Bible Commentary

John 10:10

The Pulpit Commentary on John 10:10

The Pulpit Commentary · Joseph S. Exell and contributors · Public domain

Life and abundance.

Sad indeed is the perversion of Divine gifts, which takes place when those who teach and lead mankind use their influence for moral harm. Yet so it was, our Lord Jesus tells us, with many who came before him with great professions indeed, yet with no help for the spiritually necessitous. Some such had altogether carnal notions of what deliverance, salvation, means. Others were animated by selfishness and ambition. The purpose of many who made great claims was in reality far from benevolent. Jesus does not hesitate to designate them as thieves, entering God's flock with the intention of stealing, killing, and destroying. This was a heavy charge; and our Lord would not have brought it had there not been good reason and justification for so doing. The aim and the conduct of such pernicious leaders was contrasted by Jesus with his own. He, too, came claiming to shepherd the flock of God. But his one purpose was this, that through his ministry of devotion and sacrifice the sheep of the fold might have life and abundance.

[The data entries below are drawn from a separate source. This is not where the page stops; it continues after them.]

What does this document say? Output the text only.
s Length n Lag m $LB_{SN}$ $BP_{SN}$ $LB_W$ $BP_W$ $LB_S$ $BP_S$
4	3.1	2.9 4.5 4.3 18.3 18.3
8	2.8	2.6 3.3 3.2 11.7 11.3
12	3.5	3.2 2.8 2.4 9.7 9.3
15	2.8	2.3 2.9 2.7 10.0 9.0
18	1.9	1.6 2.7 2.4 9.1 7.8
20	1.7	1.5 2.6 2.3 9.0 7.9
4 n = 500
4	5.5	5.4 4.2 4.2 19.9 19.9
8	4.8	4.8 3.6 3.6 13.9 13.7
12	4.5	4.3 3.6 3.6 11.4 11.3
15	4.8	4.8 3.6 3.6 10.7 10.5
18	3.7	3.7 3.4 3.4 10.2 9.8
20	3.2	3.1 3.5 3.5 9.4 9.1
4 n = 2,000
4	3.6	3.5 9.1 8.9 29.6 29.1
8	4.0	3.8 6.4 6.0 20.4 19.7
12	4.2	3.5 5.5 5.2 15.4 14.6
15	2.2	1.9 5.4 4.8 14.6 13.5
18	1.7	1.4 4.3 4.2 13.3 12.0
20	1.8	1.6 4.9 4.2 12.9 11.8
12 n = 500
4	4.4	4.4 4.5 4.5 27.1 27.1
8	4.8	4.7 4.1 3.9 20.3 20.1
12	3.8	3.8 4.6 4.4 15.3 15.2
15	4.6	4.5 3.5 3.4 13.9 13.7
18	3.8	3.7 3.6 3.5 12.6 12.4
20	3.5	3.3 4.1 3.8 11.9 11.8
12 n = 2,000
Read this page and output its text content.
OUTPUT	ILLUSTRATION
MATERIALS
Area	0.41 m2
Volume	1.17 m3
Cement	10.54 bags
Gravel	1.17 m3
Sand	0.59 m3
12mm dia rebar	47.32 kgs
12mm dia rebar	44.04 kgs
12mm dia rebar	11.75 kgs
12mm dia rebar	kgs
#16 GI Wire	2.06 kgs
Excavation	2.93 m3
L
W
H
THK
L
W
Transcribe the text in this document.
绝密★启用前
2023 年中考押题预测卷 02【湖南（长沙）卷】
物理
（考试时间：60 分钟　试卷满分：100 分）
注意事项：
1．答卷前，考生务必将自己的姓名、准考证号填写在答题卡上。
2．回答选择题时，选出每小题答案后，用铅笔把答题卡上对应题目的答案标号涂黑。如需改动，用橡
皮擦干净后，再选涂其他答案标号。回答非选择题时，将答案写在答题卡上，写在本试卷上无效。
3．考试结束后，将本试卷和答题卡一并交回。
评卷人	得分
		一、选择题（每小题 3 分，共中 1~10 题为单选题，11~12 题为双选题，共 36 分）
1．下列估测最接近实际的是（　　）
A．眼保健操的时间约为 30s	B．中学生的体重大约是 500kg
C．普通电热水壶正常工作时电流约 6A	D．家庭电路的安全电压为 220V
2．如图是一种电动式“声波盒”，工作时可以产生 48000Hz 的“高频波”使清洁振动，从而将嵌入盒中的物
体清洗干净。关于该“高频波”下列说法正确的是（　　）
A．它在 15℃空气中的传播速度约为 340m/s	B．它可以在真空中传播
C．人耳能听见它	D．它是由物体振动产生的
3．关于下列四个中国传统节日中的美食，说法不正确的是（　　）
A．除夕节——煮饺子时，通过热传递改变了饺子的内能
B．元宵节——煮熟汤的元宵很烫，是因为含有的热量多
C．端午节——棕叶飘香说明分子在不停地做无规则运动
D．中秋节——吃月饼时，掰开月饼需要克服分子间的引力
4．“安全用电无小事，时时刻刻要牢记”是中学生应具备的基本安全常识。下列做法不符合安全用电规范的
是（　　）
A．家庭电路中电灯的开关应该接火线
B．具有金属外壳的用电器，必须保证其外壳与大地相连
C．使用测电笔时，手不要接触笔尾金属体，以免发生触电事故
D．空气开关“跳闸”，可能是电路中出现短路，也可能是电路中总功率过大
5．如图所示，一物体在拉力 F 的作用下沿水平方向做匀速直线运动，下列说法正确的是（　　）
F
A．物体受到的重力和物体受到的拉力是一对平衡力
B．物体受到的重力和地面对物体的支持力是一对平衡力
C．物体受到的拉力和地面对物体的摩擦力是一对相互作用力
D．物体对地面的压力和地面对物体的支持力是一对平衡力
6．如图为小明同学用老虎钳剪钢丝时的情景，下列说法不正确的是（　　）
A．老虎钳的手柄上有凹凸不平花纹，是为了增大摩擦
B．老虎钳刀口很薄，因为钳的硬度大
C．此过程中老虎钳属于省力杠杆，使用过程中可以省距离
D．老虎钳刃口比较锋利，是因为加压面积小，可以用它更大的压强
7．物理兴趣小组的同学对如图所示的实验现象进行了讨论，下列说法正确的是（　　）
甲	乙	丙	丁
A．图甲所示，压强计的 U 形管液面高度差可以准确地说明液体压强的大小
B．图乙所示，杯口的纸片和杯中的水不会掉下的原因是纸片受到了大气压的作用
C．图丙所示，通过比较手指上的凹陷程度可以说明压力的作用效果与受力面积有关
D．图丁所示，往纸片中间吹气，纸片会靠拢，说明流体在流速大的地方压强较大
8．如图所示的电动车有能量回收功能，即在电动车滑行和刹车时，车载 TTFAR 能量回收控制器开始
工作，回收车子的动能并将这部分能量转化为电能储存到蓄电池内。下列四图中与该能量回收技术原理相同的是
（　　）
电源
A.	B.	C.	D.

I. THE BLESSINGS WHICH THE GOOD SHEPHERD CAME TO BRING TO THE FLOCK.

1. Life. Jesus was "the Life;" "in him was life." What he possessed in himself he came to communicate to his own.

2. Abundance. If we translate the word as in the margin of the Revised version, we understand not the enrichment add perfection of life (abundantly), but the provision made for the life preserved, quickened, perpetuated. The good Shepherd, having saved the flock from destruction, and conferred upon each member of the flock a new and spiritual life, secures for those whom he has saved and divinely quickened a suitable and sufficient provision for all their wants. The fold, the pasture, the living waters, the Shepherd's guardianship and care, may be all included in this word. The wants of those who receive are many and various, but the bounty and benevolence of the great Giver are adequate for their full satisfaction.

II. THE AGENCY AND METHOD BY WHICH THESE BLESSINGS ARE BESTOWED.

1. Christ, the living Person, himself confers them. There are many who look rather to the under-shepherds than to the chief Shepherd. But all who serve the flock are merely the ministers and messengers of the eternal Lord. Not only did he, by his own personal ministry and sacrifice, save the flock from destruction; he, by his perpetual presence and spiritual care, supplies in abundance the ever-recurring wants of his sheep.

2. Christ secured these blessings by his coming to this world. The method by which he sought and saved mankind was mediatorial; it involved his incarnation and advent. This was his conscious aim. "I am come," said he, implying that his was a mission, yet one voluntarily undertaken and cheerfully fulfilled.

3. Even this Divine Person, in executing a purpose so gracious, found it necessary to submit to suffering, to offer himself a sacrifice, to consent to death. He gave up his life (not zoe, but psyche) that we might live spiritually and immortally.

4. And the redemption was completed by our Lord's resurrection and victorious reign. It is observable that in this conversation our Lord Jesus no sooner foretells his death than he declares his intention of rising again. And in fact he resumed life, not only in vindication and assertion of his proper dignity, but in order to exercise from the vantage-ground of his risen life and reign the power he delights in, because it contributes to the abundance of his people's privileges and joys.—T.